Faciliter la prévention, repenser les études de médecine et mieux encadrer les stages. L'objectif du rapport de Donata Marra est "de proposer un plan d'interventions à la mesure des enjeux [qui] doivent être coordonnées, associant des interventions individuelles, de groupes et de prévention". Présenté par la ministre de la Santé Agnès Buzyn et la ministre de l'Enseignement supérieur Frédérique Vidal, ce rapport définit quinze mesures qui ont pour but d'améliorer le bien-être des 350 000 futurs soignants en France. Quelles sont les principaux engagements ?

Soutenir, prévenir et intervenir :

  • Créer dans toutes les universités et les facultés une structure d'accompagnement (en garantissant la confidentialité de ces visites), ouverte à tous les étudiants, particulièrement aux victimes de violence : cette structure permettra un meilleur "dépistage des signes de souffrance mentale" et "l'obtention d'un avis psychiatrique" ;
  • Évaluer systématiquement les lieux de stage et déclencher une procédure de réexamen en cas d'évaluation insatisfaisante ;
  • Améliorer les conditions de travail en stage en respectant le "repos de sécurité" de l'étudiant, en limitant son temps de travail hebdomadaire à 48 heures et en améliorant ses conditions d'accueil et d'hébergement lors d'un stage en milieu rural.

Repenser les études de santé :

  • Rendre l'étudiant acteur de son orientation en créant un module d'information sur les formations en santé accessible sur Parcoursup à la rentrée 2018 ;
  • Repenser les cursus pour les axer sur les compétences à acquérir et surtout, sortir d'une logique de compétition ;

Mesurer, repérer et partager les bonnes pratiques :

  • Créer un centre national d'appui doté de moyens spécifiques et réunissant des enseignants de toutes les formations en santé : ce centre permettra d'identifier les différents facteurs de risques psycho-sociaux propres aux étudiants et proposera un site d'informations et de formations ;
  • Réaliser un clip (en lien avec Santé publique France et les associations étudiantes) pour "aider les étudiants à détecter la souffrance chez leurs collègues et les accompagner vers des ressources" appropriées.

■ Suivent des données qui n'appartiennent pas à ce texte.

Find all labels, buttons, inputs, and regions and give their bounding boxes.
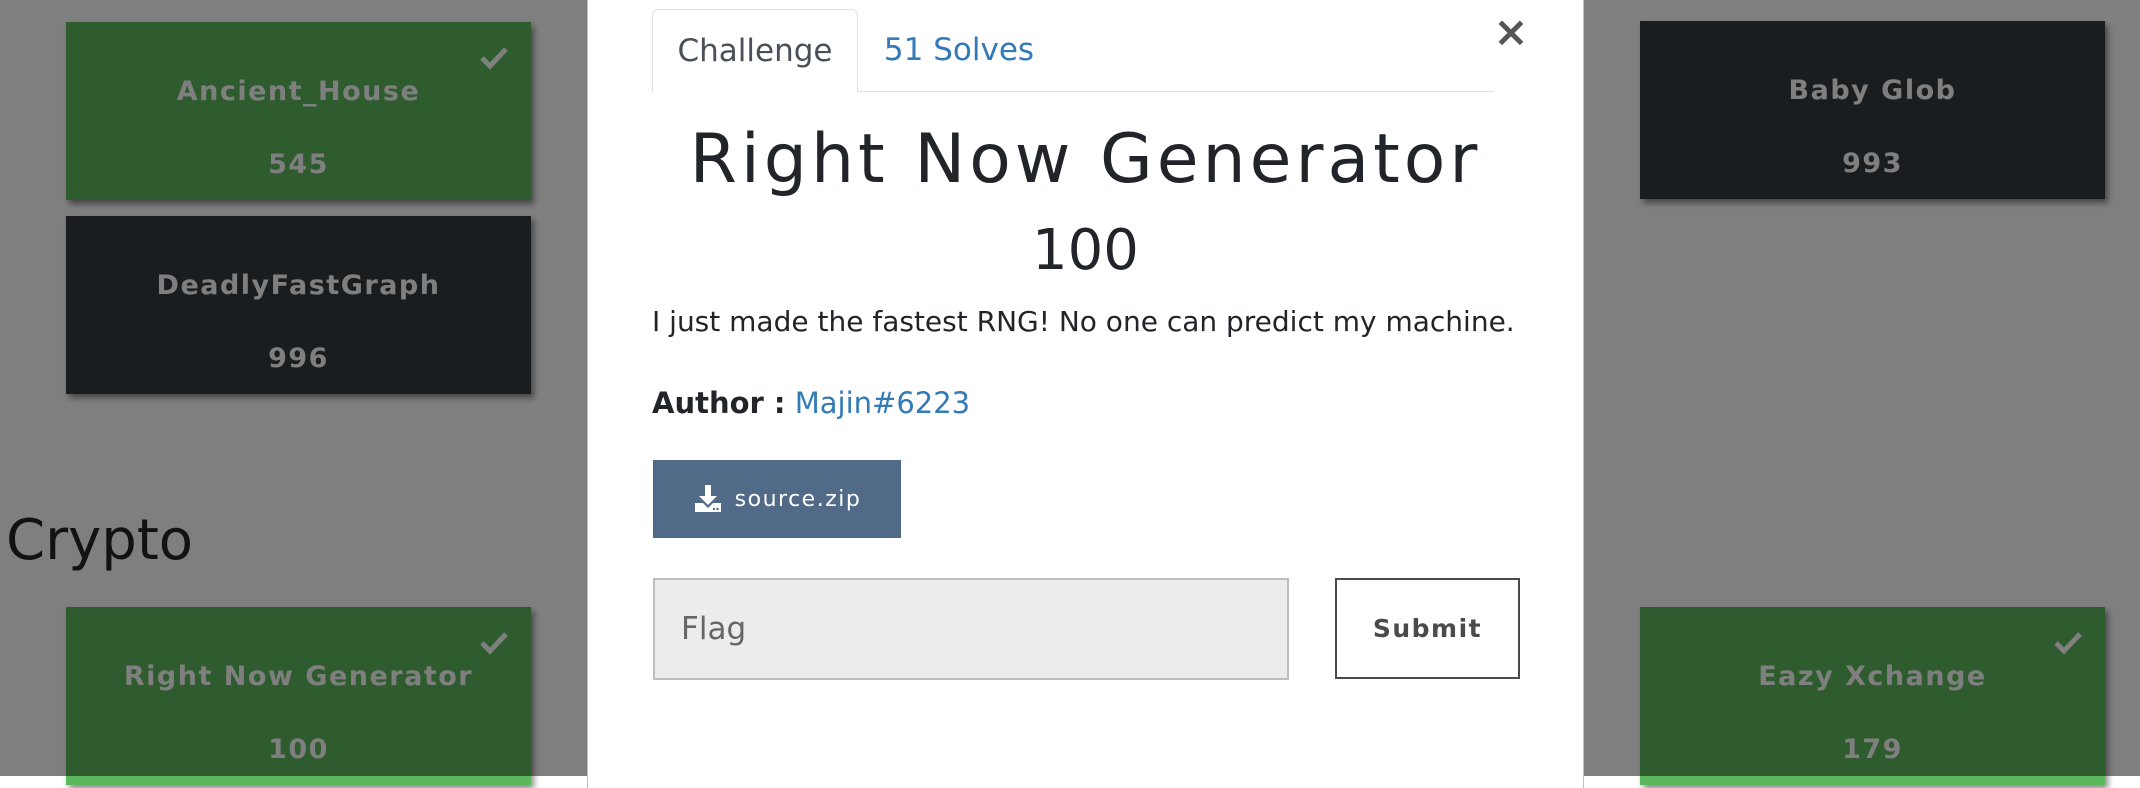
download-file-button[interactable]: source.zip: [653, 460, 901, 538]
challenge-title: Right Now Generator: [689, 120, 1482, 199]
download-icon: [694, 485, 721, 512]
author-label: Author :: [652, 386, 786, 420]
flag-input[interactable]: [653, 578, 1289, 680]
author-line: Author : Majin#6223: [652, 382, 970, 424]
tab-solves[interactable]: 51 Solves: [859, 9, 1059, 92]
author-link[interactable]: Majin#6223: [795, 386, 970, 420]
file-button-label: source.zip: [734, 486, 862, 512]
tab-challenge[interactable]: Challenge: [652, 9, 858, 93]
close-button[interactable]: ×: [1491, 10, 1531, 54]
challenge-modal: × Challenge 51 Solves Right Now Generato…: [587, 0, 1584, 788]
challenge-description: I just made the fastest RNG! No one can …: [652, 305, 1515, 338]
modal-tabs: Challenge 51 Solves: [652, 9, 1494, 93]
challenge-value: 100: [1032, 218, 1139, 283]
submit-button[interactable]: Submit: [1335, 578, 1520, 679]
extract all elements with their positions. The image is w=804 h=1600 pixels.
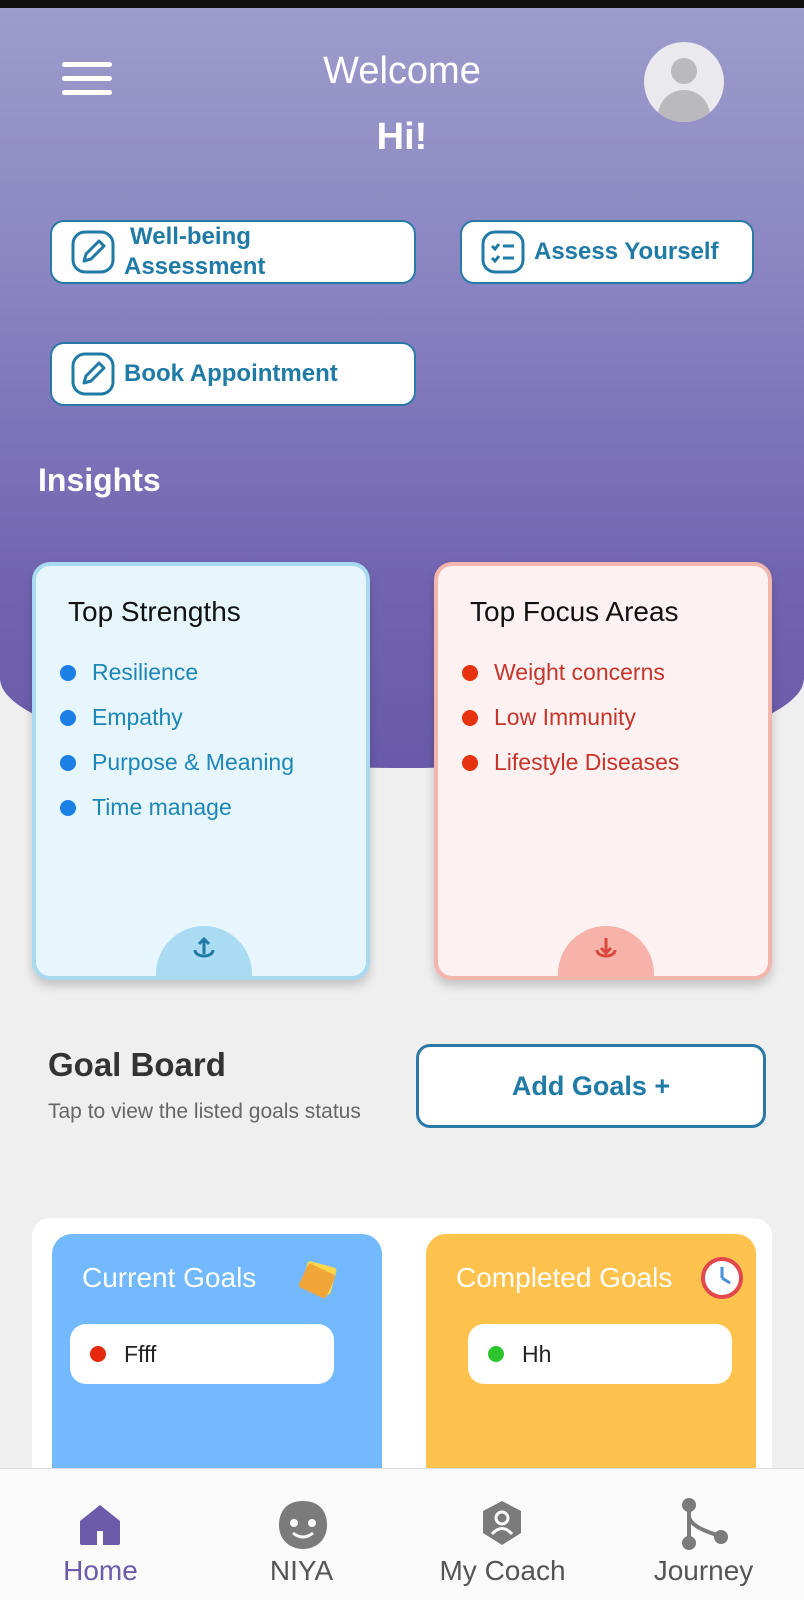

Qu'en pensent les associations étudiantes ? Bien qu'elle salue les différentes mesures et l'engagement du gouvernement, l'Association Nationale des Étudiants en Médecine de France (ANEMF) regrette toutefois que la question du statut des enseignants en médecine et surtout celui de l'étudiant hospitalier, "actuellement précaire et dévalorisé" n'aie pas été traitée. "C'est un statut dont la dévalorisation explique un manque de reconnaissance chez les étudiants en médecine, ne pouvant être dissocié de leur mal-être global", précise l'ANEMF.